Like other engines UE4 should have localized cubemaps instead of skylight. Having a skylight placed in a level is wrong from scratch.
The idea behind SSR in every engine is to give you real time ish reflections and blend into a cubemap as the camera is tilted so you wouldn’t notice a hard falloff while SSR is fading out. For that UE4 forces you to use a Skylight with SLS Captured Scene and an intensity of 1.
You notice only when your Skylight intensity is set to 1 you have acceptable results as your camera is tilted down. While this provides decent results in this particular test, it doesn’t work for most cases.
A quick look at why Skylight should be removed and localized cubemaps should be added to the engine.
1. Skylight applies the sky color uniformly everywhere equally and you can’t stop it from affecting interiors. On the other hand localized cubemaps only affect the selected radius. Every part of the game world can have it’s own localized cubemaps to get unique reflections and lighting that would correspond with what’s placed in that environment.
2. You generally don’t have to have an skylight with SLS Captured scene since that usually ends up giving you blue shadows. But if you end up loading a custom cubemap you’d not have a seamless transition between SSR and the cubemap.
3. You normally don’t want to have an skylight with an intensity of 1 since that lights up the shadows too much and doesn’t give you any freedom with lighting and controlling the darkness of your shadows. But by reducing the Skylight intensity you get a hard falloff where SSR fades out like shown above.
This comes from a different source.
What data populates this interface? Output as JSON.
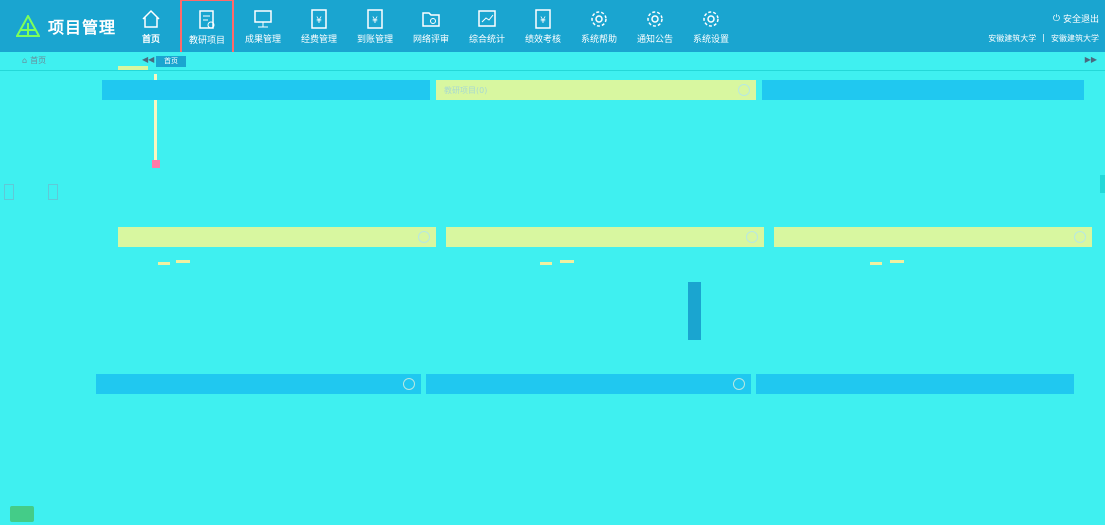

4. Below is an interior-like case. Sky is completely blocked by a large plane. you still get to see the sky on the floor because the plane that’s blocking the sky isn’t picked up by Skylight’s scene capture. This problem is like a plague for all your interiors. To fix that in UE4 you can add a Reflection Capture Sphere in your interior, but that doesn’t prevent the sky color from being applied to every inch of your interior which makes them useless. On the other hand if you had a localized cubemap actor placed inside your interior it would capture it’s surrounding only, not the sky, and you’d have reflections and lighting that correspond with everything that’s inside your interior, regardless of sky and the outside world.
To list the advantages of having localized cubemaps instead of Skylights:
1. No hard SSR falloffs.
2. Control how dark you want your shadows to be.
3. No uniform sky light. Each place in the game world can have it’s own cubemap/unique ambient light color and intensity.
4. Getting the light from localized cubemaps basically gives you fake G.I without needing to bake lighting (this is a huge plus for open world games).
etc.
Frostbite 3 uses localized cubemaps.
Cryengine 3/5 uses localized cubemaps. Crytek removed their skylight years go.
Unity also uses localized cubemaps.
In the end it’s a matter of convincing Epic to do the right move.